Rail commuters in cold climates like Sweden’s are all too familiar with winter train delays and cancellations. The culprit is usually rail switches that freeze up or clog with snow even though they’re heated. A new study offers a more affordable and sustainable solution to keep these crucial, track-moving components in working order.

The prevalent use of heated switches is on the right track, so to speak. But according to researcher William Liu with the Railway Group at KTH Royal Institute of Technology, heating a single switch in the Stockholm region costs about 12,000 Swedish kronor annually (about €1,136).

Even then, heating problems lead to more than 1,000 disruptions annually, affecting hundreds of thousands of passengers.

Those cost estimates are based on data the KTH researchers collected over the course of a year from an operational rail switch outside of Stockholm. Their analysis revealed ways in which energy costs could be cut by two-thirds, to keep the trains running on time – for less.

Liu says timing, energy source and temperature make all the difference, especially as climate change causes more extreme swings in weather like high winds, heavy snowstorms and freeze-thaw cycles. The research suggests the need for automated control so switch heat can be adapted to multiple weather conditions – not outside just temperature.

The heaters on Sweden’s railways are kept at a temperature of 8C to 8.6C, but the new research shows that actual heat loss depends on other factors than external temperatures – namely wind speed, moisture and the presence of snow,” Liu says.

Liu says these factors dramatically change heat transfer rates, yet the existing system lacks this data – especially wind, which the study calls critical.

“This leads to unpredictable rail temperatures and failures at low temperatures or during gusts,” he says. “Wind is a big problem.”

A computer model was developed to predict how a switch warms up under different weather conditions, including factors like air temperatures, wind and precipitation. The predictions successfully compared with field data gathered from the switch they studied.

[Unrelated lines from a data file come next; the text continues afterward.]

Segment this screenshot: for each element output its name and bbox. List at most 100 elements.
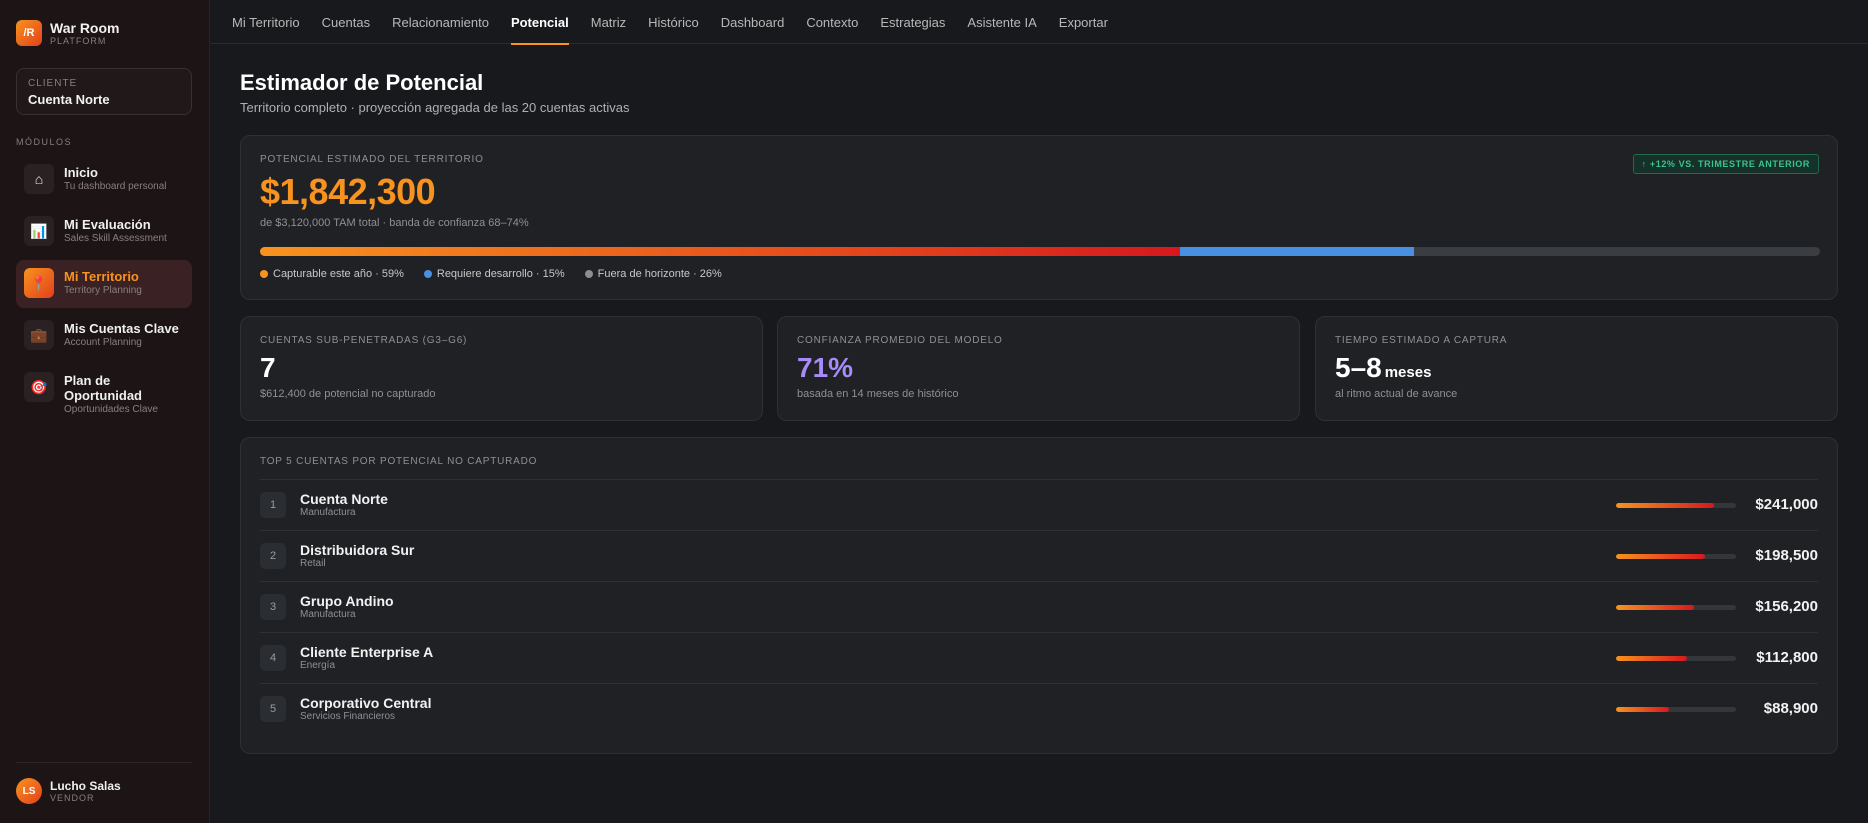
client-label: CLIENTE <box>28 78 78 89</box>
sidebar-item-sub: Account Planning <box>64 337 142 348</box>
legend-label: Fuera de horizonte · 26% <box>597 268 722 280</box>
briefcase-icon: 💼 <box>24 320 54 350</box>
kpi-confidence-card: CONFIANZA PROMEDIO DEL MODELO 71% basada… <box>777 316 1300 421</box>
sidebar-item-sub: Sales Skill Assessment <box>64 233 167 244</box>
account-industry: Energía <box>300 660 336 671</box>
top-accounts-card: TOP 5 CUENTAS POR POTENCIAL NO CAPTURADO… <box>240 437 1838 754</box>
list-item[interactable]: 1 Cuenta Norte Manufactura $241,000 <box>260 479 1818 530</box>
potential-bar-fill <box>1616 554 1705 559</box>
card-label: CONFIANZA PROMEDIO DEL MODELO <box>797 335 1003 346</box>
rank-badge: 5 <box>260 696 286 722</box>
bar-legend: Capturable este año · 59% Requiere desar… <box>260 268 742 280</box>
card-label: TOP 5 CUENTAS POR POTENCIAL NO CAPTURADO <box>260 456 538 467</box>
legend-item: Requiere desarrollo · 15% <box>423 268 565 280</box>
legend-dot <box>423 270 432 278</box>
kpi-value: 5–8 <box>1335 352 1382 383</box>
legend-item: Capturable este año · 59% <box>260 268 404 280</box>
account-value: $198,500 <box>1755 547 1818 564</box>
tab-dashboard[interactable]: Dashboard <box>721 0 785 44</box>
sidebar: /R War Room PLATFORM CLIENTE Cuenta Nort… <box>0 0 210 823</box>
tab-historico[interactable]: Histórico <box>648 0 699 44</box>
account-value: $112,800 <box>1756 649 1818 666</box>
sidebar-item-inicio[interactable]: ⌂ Inicio Tu dashboard personal <box>16 156 192 204</box>
account-name: Cliente Enterprise A <box>300 644 434 660</box>
bar-segment-capturable <box>260 247 1181 256</box>
pin-icon: 📍 <box>24 268 54 298</box>
brand-logo-icon: /R <box>16 20 42 46</box>
legend-label: Requiere desarrollo · 15% <box>436 268 565 280</box>
potential-description: de $3,120,000 TAM total · banda de confi… <box>260 217 529 229</box>
tab-relacionamiento[interactable]: Relacionamiento <box>392 0 489 44</box>
modules-label: MÓDULOS <box>16 137 73 147</box>
account-industry: Retail <box>300 558 326 569</box>
list-item[interactable]: 5 Corporativo Central Servicios Financie… <box>260 683 1818 734</box>
sidebar-item-sub: Territory Planning <box>64 285 142 296</box>
legend-item: Fuera de horizonte · 26% <box>584 268 722 280</box>
divider <box>16 762 192 763</box>
account-name: Corporativo Central <box>300 695 432 711</box>
tab-contexto[interactable]: Contexto <box>806 0 858 44</box>
potential-bar <box>1616 503 1736 508</box>
kpi-description: $612,400 de potencial no capturado <box>260 388 436 400</box>
kpi-value: 7 <box>260 352 276 383</box>
legend-dot <box>584 270 593 278</box>
sidebar-item-title: Mi Evaluación <box>64 217 151 232</box>
kpi-value: 71% <box>797 352 854 383</box>
page-title: Estimador de Potencial <box>240 70 484 95</box>
tab-asistente-ia[interactable]: Asistente IA <box>967 0 1036 44</box>
tab-exportar[interactable]: Exportar <box>1059 0 1108 44</box>
tab-matriz[interactable]: Matriz <box>591 0 626 44</box>
brand-name: War Room <box>50 19 120 36</box>
sidebar-item-territorio[interactable]: 📍 Mi Territorio Territory Planning <box>16 260 192 308</box>
rank-badge: 4 <box>260 645 286 671</box>
tab-potencial[interactable]: Potencial <box>510 0 569 45</box>
account-industry: Manufactura <box>300 507 356 518</box>
sidebar-item-title: Plan de Oportunidad <box>64 373 142 403</box>
legend-label: Capturable este año · 59% <box>273 268 404 280</box>
list-item[interactable]: 3 Grupo Andino Manufactura $156,200 <box>260 581 1818 632</box>
tab-cuentas[interactable]: Cuentas <box>322 0 370 44</box>
account-value: $88,900 <box>1763 700 1818 717</box>
potential-stacked-bar <box>260 247 1820 256</box>
sidebar-item-title: Mi Territorio <box>64 269 139 284</box>
list-item[interactable]: 4 Cliente Enterprise A Energía $112,800 <box>260 632 1818 683</box>
tab-estrategias[interactable]: Estrategias <box>880 0 945 44</box>
sidebar-item-title: Mis Cuentas Clave <box>64 321 179 336</box>
sidebar-item-sub: Oportunidades Clave <box>64 404 158 415</box>
sidebar-item-cuentas-clave[interactable]: 💼 Mis Cuentas Clave Account Planning <box>16 312 192 360</box>
avatar: LS <box>16 778 42 804</box>
tab-mi-territorio[interactable]: Mi Territorio <box>232 0 300 44</box>
sidebar-item-evaluacion[interactable]: 📊 Mi Evaluación Sales Skill Assessment <box>16 208 192 256</box>
bar-segment-desarrollo <box>1180 247 1415 256</box>
user-role: VENDOR <box>50 792 95 803</box>
client-selector[interactable]: CLIENTE Cuenta Norte <box>16 68 192 115</box>
page-subtitle: Territorio completo · proyección agregad… <box>240 100 630 115</box>
account-name: Cuenta Norte <box>300 491 388 507</box>
card-label: POTENCIAL ESTIMADO DEL TERRITORIO <box>260 154 484 165</box>
user-profile[interactable]: LS Lucho Salas VENDOR <box>16 778 121 804</box>
potential-bar-fill <box>1616 503 1715 508</box>
card-label: TIEMPO ESTIMADO A CAPTURA <box>1335 335 1508 346</box>
potential-bar <box>1616 656 1736 661</box>
rank-badge: 1 <box>260 492 286 518</box>
kpi-time-card: TIEMPO ESTIMADO A CAPTURA 5–8 meses al ri… <box>1315 316 1838 421</box>
sidebar-nav: ⌂ Inicio Tu dashboard personal 📊 Mi Eval… <box>16 156 192 428</box>
card-label: CUENTAS SUB-PENETRADAS (G3–G6) <box>260 335 468 346</box>
rank-badge: 2 <box>260 543 286 569</box>
account-name: Grupo Andino <box>300 593 394 609</box>
sidebar-item-sub: Tu dashboard personal <box>64 181 167 192</box>
potential-bar <box>1616 707 1736 712</box>
potential-bar <box>1616 605 1736 610</box>
top-tabs: Mi Territorio Cuentas Relacionamiento Po… <box>211 0 1868 45</box>
account-value: $156,200 <box>1755 598 1818 615</box>
kpi-value-wrap: 5–8 meses <box>1335 352 1818 384</box>
client-name: Cuenta Norte <box>28 92 110 107</box>
trend-badge: ↑ +12% VS. TRIMESTRE ANTERIOR <box>1632 154 1819 174</box>
list-item[interactable]: 2 Distribuidora Sur Retail $198,500 <box>260 530 1818 581</box>
target-icon: 🎯 <box>24 372 54 402</box>
sidebar-item-plan-oportunidad[interactable]: 🎯 Plan de Oportunidad Oportunidades Clav… <box>16 364 192 424</box>
brand[interactable]: /R War Room PLATFORM <box>16 20 119 46</box>
potential-bar-fill <box>1616 605 1694 610</box>
potential-bar-fill <box>1616 707 1669 712</box>
brand-sub: PLATFORM <box>50 35 107 46</box>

The collected data revealed that switches warm up in less than 10 minutes when power is increased, which indicates heaters do not need to run at full power all the time. The study also found that wind speed affects heat loss, which indicates wind must be measured to improve heater control.

The model also predicts rail temperatures under different air temperatures and wind speeds, which would enable control strategies, such as running at lower power most of the time and using short boost periods before snowfall or during wind gusts.

The study also found that more affordable and sustainable underground heat can be tapped to heat many switches, which now get their power from the grid. “Ground heat works best in certain types of rock, like granite, which is common in Sweden,” Liu says. “There are about 12,000 switches in Sweden and heating a single one near Stockholm costs as much as 12,000 Swedish kronor per year."

The cost amounted to about 90,000 kronor over a 12-month period a few years ago on Sweden's nearly 400-kilometer "iron ore line", the Malmbanan, which transects the Arctic Circle.

Using ground heat at least two-thirds of electricity costs could be saved, he says. With the use of heat pumps an energy efficiency (COP) rating of 3 could be reached, theoretically leading to more savings.

Other sustainable solutions for power could be installed too, such as solar panels and wind turbines. And in a twist of irony, Liu suggests heating power could even come from the same wind that keeps freezing the switches.

While the study results are promising, Lius says more study is needed to address uncertainties that are not included in the numerical model.